AMD uses them too, so there must be a reason... is it because they're afraid of improper installation breaking them? That's on the user.

The weight of the desktop heatsinks? Small changes to latch design should suffice. Or you can have a metal spacer around the chip with the die exposed, kinda like GPUs do.

I've replaced many laptop chips and even ran some on desktops with no issues.

5 comments

> is it because they're afraid of improper installation breaking them?

Yes. This was an issue back in the Athlon Thunderbird days.

"It's on the user" doesn't work as an argument when all of your large desktop/server OEMs notice a large uptick in failure rate post-assembly.

Looking back it seems so barbaric.

I remember how they briefly tried those black foam sticker pads in the corners of the substrate before acquiescing and using the IHS.

At some point they realized they could do better than a heatsink mounting system that involved trying to balance a heavy metal object on a small pedestal while trying to hook a tensioned spring to a clip you couldn't see by exerting tremendous downward force with a flathead screwdriver. I guess those motherboard return rates finally got to them.

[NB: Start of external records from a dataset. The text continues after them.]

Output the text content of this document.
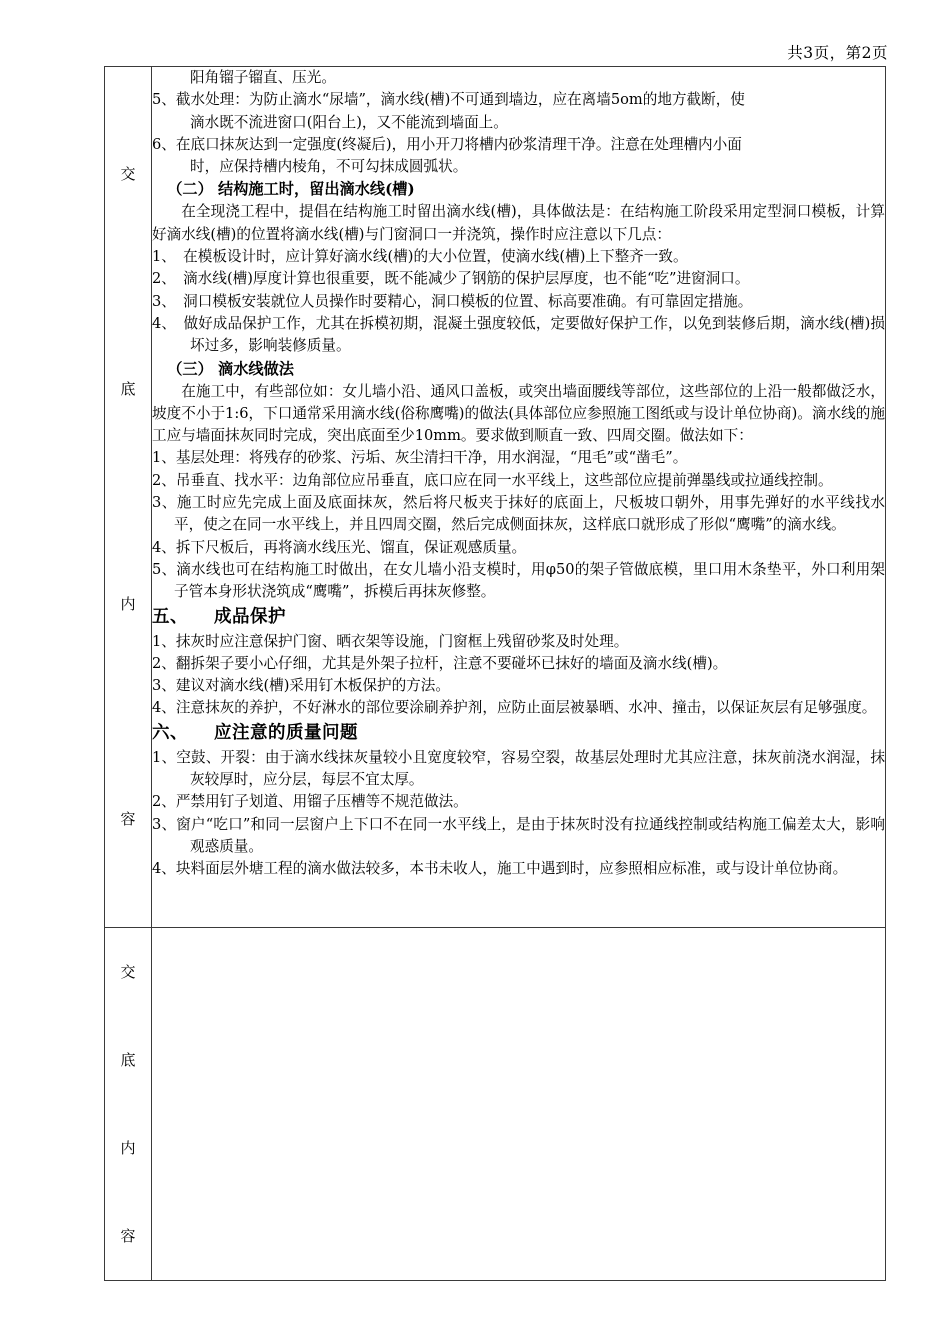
共3页，第2页
交
底
内
容

阳角镏子镏直、压光。

5、截水处理：为防止滴水“尿墙”，滴水线(槽)不可通到墙边，应在离墙5om的地方截断，使

滴水既不流进窗口(阳台上)，又不能流到墙面上。

6、在底口抹灰达到一定强度(终凝后)，用小开刀将槽内砂浆清理干净。注意在处理槽内小面

时，应保持槽内棱角，不可勾抹成圆弧状。

（二） 结构施工时，留出滴水线(槽)

在全现浇工程中，提倡在结构施工时留出滴水线(槽)，具体做法是：在结构施工阶段采用定型洞口模板，计算好滴水线(槽)的位置将滴水线(槽)与门窗洞口一并浇筑，操作时应注意以下几点：

1、　在模板设计时，应计算好滴水线(槽)的大小位置，使滴水线(槽)上下整齐一致。

2、　滴水线(槽)厚度计算也很重要，既不能减少了钢筋的保护层厚度，也不能“吃”进窗洞口。

3、　洞口模板安装就位人员操作时要精心，洞口模板的位置、标高要准确。有可靠固定措施。

4、　做好成品保护工作，尤其在拆模初期，混凝土强度较低，定要做好保护工作，以免到装修后期，滴水线(槽)损坏过多，影响装修质量。

（三） 滴水线做法

在施工中，有些部位如：女儿墙小沿、通风口盖板，或突出墙面腰线等部位，这些部位的上沿一般都做泛水，坡度不小于1:6，下口通常采用滴水线(俗称鹰嘴)的做法(具体部位应参照施工图纸或与设计单位协商)。滴水线的施工应与墙面抹灰同时完成，突出底面至少10mm。要求做到顺直一致、四周交圈。做法如下：

1、基层处理：将残存的砂浆、污垢、灰尘清扫干净，用水润湿，“甩毛”或“凿毛”。

2、吊垂直、找水平：边角部位应吊垂直，底口应在同一水平线上，这些部位应提前弹墨线或拉通线控制。

3、施工时应先完成上面及底面抹灰，然后将尺板夹于抹好的底面上，尺板坡口朝外，用事先弹好的水平线找水平，使之在同一水平线上，并且四周交圈，然后完成侧面抹灰，这样底口就形成了形似“鹰嘴”的滴水线。

4、拆下尺板后，再将滴水线压光、馏直，保证观感质量。

5、滴水线也可在结构施工时做出，在女儿墙小沿支模时，用φ50的架子管做底模，里口用木条垫平，外口利用架子管本身形状浇筑成“鹰嘴”，拆模后再抹灰修整。

五、 成品保护

1、抹灰时应注意保护门窗、晒衣架等设施，门窗框上残留砂浆及时处理。

2、翻拆架子要小心仔细，尤其是外架子拉杆，注意不要碰坏已抹好的墙面及滴水线(槽)。

3、建议对滴水线(槽)采用钉木板保护的方法。

4、注意抹灰的养护，不好淋水的部位要涂刷养护剂，应防止面层被暴晒、水冲、撞击，以保证灰层有足够强度。

六、 应注意的质量问题

1、空鼓、开裂：由于滴水线抹灰量较小且宽度较窄，容易空裂，故基层处理时尤其应注意，抹灰前浇水润湿，抹灰较厚时，应分层，每层不宜太厚。

2、严禁用钉子划道、用镏子压槽等不规范做法。

3、窗户“吃口”和同一层窗户上下口不在同一水平线上，是由于抹灰时没有拉通线控制或结构施工偏差太大，影响观惑质量。

4、块料面层外塘工程的滴水做法较多，本书未收人，施工中遇到时，应参照相应标准，或与设计单位协商。

交
底
内
容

I always wondered why that mounting mechanism even existed. Would've thought it would get scrapped on the drawing board but maybe no one in the design pipeline ever put a screwdriver through their motherboard.
It was probably all part of Intel's strategy to sell more chips. It's hard to repair a gouged motherboard and not worth the time to recover the chips soldered into it. After the introduction of the IHS and new cooling solutions the motherboard market became unprofitable, that's why Intel had to exit it. /s
Only as barbaric as the ~50dB, 4krpm tiny fans on enthusiast coolers in those days.
I don't know if there's any truth to this, but I heard that there were also issues that could arise more easily with electrically conductive thermal paste and that there was essentially fraud going on where lower end SKUs were being passed off as higher end units. That being said, that seems like something that would only affect the consumer used market.
> Cost saving would've been to get rid of the IHS entirely.

The IHS itself is a cost saving measure.

When Intel and AMD first introduced flip chips, they didn't have the IHS and the heatsink was balanced on top while you tensioned a spring. If you rocked the heatsink in any direction you would (not could) crush an edge or corner of the chip and likely kill the CPU.

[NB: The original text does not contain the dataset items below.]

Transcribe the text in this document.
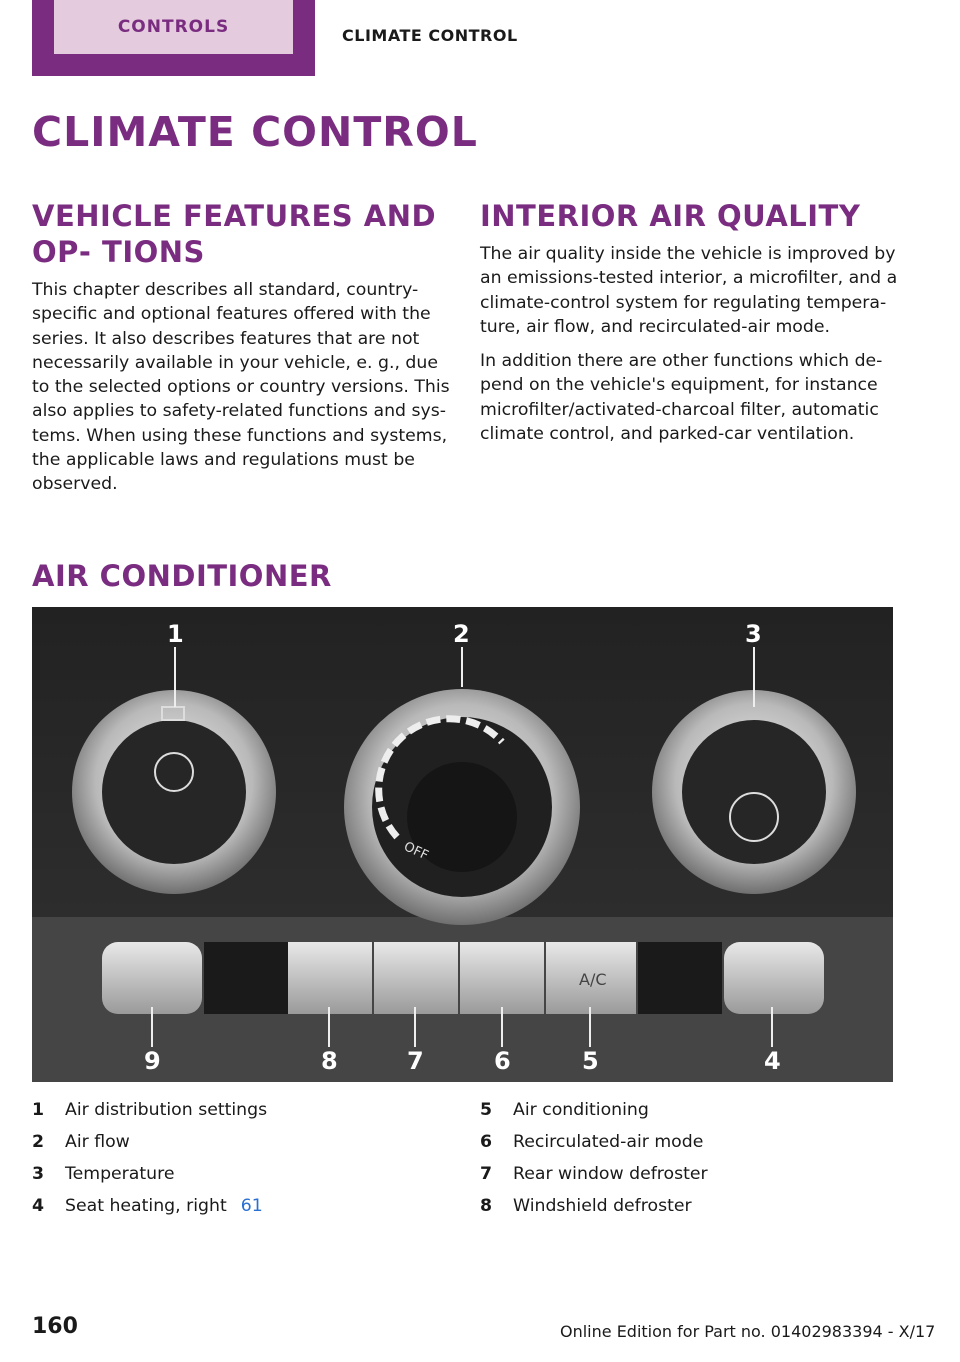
CONTROLS	CLIMATE CONTROL
CLIMATE CONTROL
VEHICLE FEATURES AND OP‐ TIONS

This chapter describes all standard, country- specific and optional features offered with the series. It also describes features that are not necessarily available in your vehicle, e. g., due to the selected options or country versions. This also applies to safety-related functions and sys‐ tems. When using these functions and systems, the applicable laws and regulations must be observed.

INTERIOR AIR QUALITY

The air quality inside the vehicle is improved by an emissions-tested interior, a microfilter, and a climate-control system for regulating tempera‐ ture, air flow, and recirculated-air mode.

In addition there are other functions which de‐ pend on the vehicle's equipment, for instance microfilter/activated-charcoal filter, automatic climate control, and parked-car ventilation.

AIR CONDITIONER
OFF
1	2	3
A/C
9	8	7	6	5	4
1	Air distribution settings
2	Air flow
3	Temperature
4	Seat heating, right 61
5	Air conditioning
6	Recirculated-air mode
7	Rear window defroster
8	Windshield defroster
160	Online Edition for Part no. 01402983394 - X/17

The IHS protected the chip and reduced the failure/return rate.

> Cost saving would've been to get rid of the IHS entirely. Their mobile chips work fine without them, I don't really understand why they're a thing for desktop processors.

Because there's a huge difference between running 5watts sustained through something the size of your fingernail, and 100 watts sustained. That heat has to go somewhere and there's 20x more of it on a desktop part, as it requires way more integrated cooling to not immediately thermally throttle.

The IHS is needed to prevent the die from, hence RMA.